第73話 ど戦士さんと大欲情

「背中、流し終わりましたァ――」

「あぁ、次はティトの番だァ――」


 なぜだか顔を斜め四十五度に傾け目を閉じた暗黒騎士。

 その背中を同じような顔をして流している男戦士。


 たいそう気持ちの悪い濃ゆい男たちの空間に、浴場に居た者たちが一様に苦い顔をする。試合後、尊敬の眼差しを男戦士に向けていた少年従士も、知らん顔をしてさっさと湯船に入ってしまった。

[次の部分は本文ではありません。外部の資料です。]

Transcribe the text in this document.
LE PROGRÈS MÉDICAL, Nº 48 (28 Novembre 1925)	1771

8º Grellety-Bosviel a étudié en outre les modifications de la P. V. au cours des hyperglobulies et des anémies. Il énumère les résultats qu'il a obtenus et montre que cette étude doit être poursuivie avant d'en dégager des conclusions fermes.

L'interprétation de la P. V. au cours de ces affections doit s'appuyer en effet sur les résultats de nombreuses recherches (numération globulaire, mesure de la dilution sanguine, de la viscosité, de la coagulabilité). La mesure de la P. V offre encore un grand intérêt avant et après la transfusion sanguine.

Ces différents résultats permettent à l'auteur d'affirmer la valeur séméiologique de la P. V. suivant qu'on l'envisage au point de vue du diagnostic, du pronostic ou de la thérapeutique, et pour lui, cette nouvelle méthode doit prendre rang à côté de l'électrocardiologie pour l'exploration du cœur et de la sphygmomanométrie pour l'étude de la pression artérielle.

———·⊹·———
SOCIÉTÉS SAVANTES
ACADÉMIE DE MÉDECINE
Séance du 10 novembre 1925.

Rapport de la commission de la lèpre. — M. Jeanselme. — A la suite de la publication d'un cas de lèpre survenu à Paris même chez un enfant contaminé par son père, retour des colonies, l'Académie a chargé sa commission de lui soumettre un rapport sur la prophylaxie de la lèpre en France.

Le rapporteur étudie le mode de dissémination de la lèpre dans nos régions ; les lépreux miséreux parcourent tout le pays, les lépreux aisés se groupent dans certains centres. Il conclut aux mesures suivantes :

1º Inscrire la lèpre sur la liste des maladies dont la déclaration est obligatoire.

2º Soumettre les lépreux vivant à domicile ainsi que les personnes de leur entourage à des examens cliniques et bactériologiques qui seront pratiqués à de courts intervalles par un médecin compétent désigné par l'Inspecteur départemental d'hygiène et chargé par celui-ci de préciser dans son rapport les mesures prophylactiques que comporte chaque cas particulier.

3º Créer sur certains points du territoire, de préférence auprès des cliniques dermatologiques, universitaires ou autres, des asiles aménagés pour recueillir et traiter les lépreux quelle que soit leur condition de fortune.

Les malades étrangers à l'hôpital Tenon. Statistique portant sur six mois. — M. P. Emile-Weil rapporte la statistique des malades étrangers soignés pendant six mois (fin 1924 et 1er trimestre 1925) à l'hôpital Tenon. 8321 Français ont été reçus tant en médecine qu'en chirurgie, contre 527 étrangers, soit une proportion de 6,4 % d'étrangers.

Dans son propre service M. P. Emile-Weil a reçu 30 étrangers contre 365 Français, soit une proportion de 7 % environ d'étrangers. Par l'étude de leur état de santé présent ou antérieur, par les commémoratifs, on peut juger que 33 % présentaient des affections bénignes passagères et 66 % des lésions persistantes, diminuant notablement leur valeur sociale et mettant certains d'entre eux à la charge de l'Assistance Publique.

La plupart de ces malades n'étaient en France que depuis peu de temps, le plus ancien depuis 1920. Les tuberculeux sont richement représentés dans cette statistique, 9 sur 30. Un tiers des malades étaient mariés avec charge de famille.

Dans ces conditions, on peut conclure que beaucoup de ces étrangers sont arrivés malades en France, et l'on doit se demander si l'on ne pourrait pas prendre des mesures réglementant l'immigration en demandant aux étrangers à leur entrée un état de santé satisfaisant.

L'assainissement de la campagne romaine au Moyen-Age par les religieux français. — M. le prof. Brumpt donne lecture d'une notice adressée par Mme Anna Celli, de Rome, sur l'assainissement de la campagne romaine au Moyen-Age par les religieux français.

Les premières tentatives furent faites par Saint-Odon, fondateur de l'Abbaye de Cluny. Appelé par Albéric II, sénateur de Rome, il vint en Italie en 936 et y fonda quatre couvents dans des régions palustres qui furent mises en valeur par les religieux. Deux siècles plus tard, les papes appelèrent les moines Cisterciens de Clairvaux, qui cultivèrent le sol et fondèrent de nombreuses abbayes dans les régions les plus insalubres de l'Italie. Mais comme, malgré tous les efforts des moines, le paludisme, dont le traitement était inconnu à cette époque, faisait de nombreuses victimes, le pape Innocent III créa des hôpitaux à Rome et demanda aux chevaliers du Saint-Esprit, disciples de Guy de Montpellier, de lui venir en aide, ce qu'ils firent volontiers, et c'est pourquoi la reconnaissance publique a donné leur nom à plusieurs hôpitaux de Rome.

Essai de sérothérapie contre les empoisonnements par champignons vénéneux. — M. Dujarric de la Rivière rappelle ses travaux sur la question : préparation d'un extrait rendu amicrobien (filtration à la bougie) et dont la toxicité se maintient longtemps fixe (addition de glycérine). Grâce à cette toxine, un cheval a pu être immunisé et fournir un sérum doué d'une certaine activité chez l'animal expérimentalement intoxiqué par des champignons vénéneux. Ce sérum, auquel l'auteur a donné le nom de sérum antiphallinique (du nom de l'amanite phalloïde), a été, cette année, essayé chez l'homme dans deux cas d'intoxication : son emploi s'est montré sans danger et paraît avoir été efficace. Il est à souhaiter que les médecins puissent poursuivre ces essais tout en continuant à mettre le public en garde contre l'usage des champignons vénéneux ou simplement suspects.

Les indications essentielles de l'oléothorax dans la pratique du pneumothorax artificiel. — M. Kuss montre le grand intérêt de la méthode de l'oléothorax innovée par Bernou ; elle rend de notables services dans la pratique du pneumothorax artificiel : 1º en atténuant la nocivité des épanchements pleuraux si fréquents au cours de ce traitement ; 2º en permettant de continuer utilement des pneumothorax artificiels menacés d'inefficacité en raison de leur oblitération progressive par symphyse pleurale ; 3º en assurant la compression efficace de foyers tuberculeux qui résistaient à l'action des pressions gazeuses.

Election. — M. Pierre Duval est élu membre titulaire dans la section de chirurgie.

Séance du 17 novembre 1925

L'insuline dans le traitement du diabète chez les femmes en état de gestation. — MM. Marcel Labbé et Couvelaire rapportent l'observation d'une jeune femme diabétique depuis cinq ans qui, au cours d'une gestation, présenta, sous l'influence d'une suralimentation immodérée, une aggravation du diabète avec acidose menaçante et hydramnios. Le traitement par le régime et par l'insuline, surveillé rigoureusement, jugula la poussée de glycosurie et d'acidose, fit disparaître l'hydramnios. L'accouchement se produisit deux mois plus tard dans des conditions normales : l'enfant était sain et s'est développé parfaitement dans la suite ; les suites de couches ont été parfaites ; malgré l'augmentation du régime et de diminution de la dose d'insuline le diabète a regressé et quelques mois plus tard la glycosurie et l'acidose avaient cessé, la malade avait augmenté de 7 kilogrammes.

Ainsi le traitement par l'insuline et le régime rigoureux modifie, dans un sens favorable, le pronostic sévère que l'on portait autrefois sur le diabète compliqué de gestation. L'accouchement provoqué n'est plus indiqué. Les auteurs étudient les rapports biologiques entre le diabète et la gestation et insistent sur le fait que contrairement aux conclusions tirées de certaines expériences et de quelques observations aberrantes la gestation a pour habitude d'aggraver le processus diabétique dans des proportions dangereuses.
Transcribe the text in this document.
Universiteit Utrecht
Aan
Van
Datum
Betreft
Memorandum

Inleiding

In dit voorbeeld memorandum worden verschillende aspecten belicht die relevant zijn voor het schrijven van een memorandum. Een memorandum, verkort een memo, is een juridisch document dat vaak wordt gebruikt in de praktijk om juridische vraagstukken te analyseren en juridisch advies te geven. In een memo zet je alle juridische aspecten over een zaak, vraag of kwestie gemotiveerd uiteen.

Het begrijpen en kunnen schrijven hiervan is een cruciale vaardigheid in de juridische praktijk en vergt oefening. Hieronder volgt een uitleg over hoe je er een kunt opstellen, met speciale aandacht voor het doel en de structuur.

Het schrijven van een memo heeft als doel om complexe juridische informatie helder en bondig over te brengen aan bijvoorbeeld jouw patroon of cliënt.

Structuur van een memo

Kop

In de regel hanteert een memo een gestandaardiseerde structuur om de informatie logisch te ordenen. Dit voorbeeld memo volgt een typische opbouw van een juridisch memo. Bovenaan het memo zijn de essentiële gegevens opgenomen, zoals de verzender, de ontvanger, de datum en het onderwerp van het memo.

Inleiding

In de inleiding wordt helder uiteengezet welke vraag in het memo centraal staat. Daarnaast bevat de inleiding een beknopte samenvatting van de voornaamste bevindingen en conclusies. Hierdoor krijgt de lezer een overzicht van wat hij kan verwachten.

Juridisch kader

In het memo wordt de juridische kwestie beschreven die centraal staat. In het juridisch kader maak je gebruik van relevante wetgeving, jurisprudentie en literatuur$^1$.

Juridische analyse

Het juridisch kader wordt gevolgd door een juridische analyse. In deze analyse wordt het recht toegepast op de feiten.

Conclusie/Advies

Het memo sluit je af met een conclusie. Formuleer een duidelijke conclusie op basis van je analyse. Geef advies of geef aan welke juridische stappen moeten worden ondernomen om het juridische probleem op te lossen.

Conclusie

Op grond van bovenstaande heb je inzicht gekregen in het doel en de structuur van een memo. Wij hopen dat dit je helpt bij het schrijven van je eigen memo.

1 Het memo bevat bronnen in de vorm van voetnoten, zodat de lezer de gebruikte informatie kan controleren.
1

「いやしかし、こうして風呂に入って裸の付き合いをすることになるとは」

「ふっ、下半身の付き合いは昨日すましたがな」

「違いない」


 どんな付き合いだと、風呂に入っているのに血の気が引く。

 繰り出される男戦士と暗黒騎士の薔薇空間に、しばし、辺りは包まれたのだった。


「ところでシュラトよ? お前はなんで大会に?」

「うん。あぁ、そうだなぁ――ちょっと、こちらの大陸の戦士たちの実力というのを把握しておきたくてな」


 こちらの大陸、ということは、暗黒騎士は海の向こうからやってきたのか。

 なるほど確かにこの辺りでは見ない顔のつくりと思ったが。


 どうした、と、恥ずかしそうに笑う暗黒騎士。

 無愛想かと思いきや意外と表情の多い彼と、すっかり男戦士は打ち解けていた。


 長らく流浪の旅を続けている彼にとって、共に居て心休まる友というのは中々に少ない。それでいて、自分と同じく剣をたしなみ、そして、同じくらいの実力を持ったものとなると――いわずもがなというものだろう。


「どうだこの国の戦士たちは」

「なかなか粒ぞろいだ。ただ、私の相手になるだろう人間は――」


 男戦士、そして、ひとり仏頂面で湯船に浸かる少年勇者を彼は見る。


 一瞬だが、そんな暗黒騎士の顔が、殺気をはらんだことにティトは気づいた。

 同様に勇者もまたその気配に気が付き、男戦士たちの方を向く。


 なにかようか。

 そう言いたげな眼を投げかけてくる少年から、ふっ、と、いつもの調子で息を吐くと、暗黒騎士はティトの背中へと視線を向けたのだった。


「そういうお前はティト。見たところ、冒険者か傭兵といった感じだが、どうしてそれだけの腕前がありながら士官をしない」

「それを聞くか、友よ」


 あまり言いたくないという感じに男戦士は下を向く。


 三十歳ちょっとまで生きてくれば、人間だれしも何かしらの傷がある。

 物理的にも、その人生にも。


 背中の古傷を擦り上げながら、暗黒騎士は、すまない、と、男戦士に言った。

 気心を通じた仲とはいってもやはりそこには、触れてほしくない物もあるのだ。


「なに、たいした理由ではないのだ。気にしないでくれ」

「よければ、俺からお前を推挙することもできるが」

「遠慮しておこう。これで結構、今の暮らしというものも、悪くはないなと思っているのだ」


 女エルフが居て、女修道士シスターが居て、ワンコ教授が居る。

 彼女たちに囲まれて、やいのやいのと過ごす日々を、なんだかんだで、男戦士は気に入っていたのだ。


 まだ、引退するには早い歳である。

 五十を越えて、オークの群れを退治する男戦士だっているのだ、まだしばらく、この仕事は続けられる、と、男戦士は思っていた。


「だが、私のことを高く評価してくれたのは、嬉しく思うぞ、友よ」

「ふっ、当たり前だろう、メチャデッカー!!」

「そうだな、オニーチャンスキスキーよ!!」


 ぐっと、手を握りしめ、肩を抱きしめ合う二人。

 上気して赤らんだその頬とあいまって、なんというか、背徳的なことをしているようにしか見えないそれに、多くの入湯者がそそくさと浴場を後にした。


『くっ、殺せ!!』


「なんだモーラさん、またおっぱいに負けたのか――」


 ふと隣の浴室から聞こえてくる女エルフの叫び声、それを笑いながら、二人は泡を落とすと湯船へとあらためて浸かるのだった。


「あっ、あぁん」

「きっ、きもちいい」

「あんたら、静かに風呂に入れないのかよ」


 迷惑そうに少年勇者が言ったその前で、男戦士と暗黒騎士は上を向いて唇をすぼめたのだった。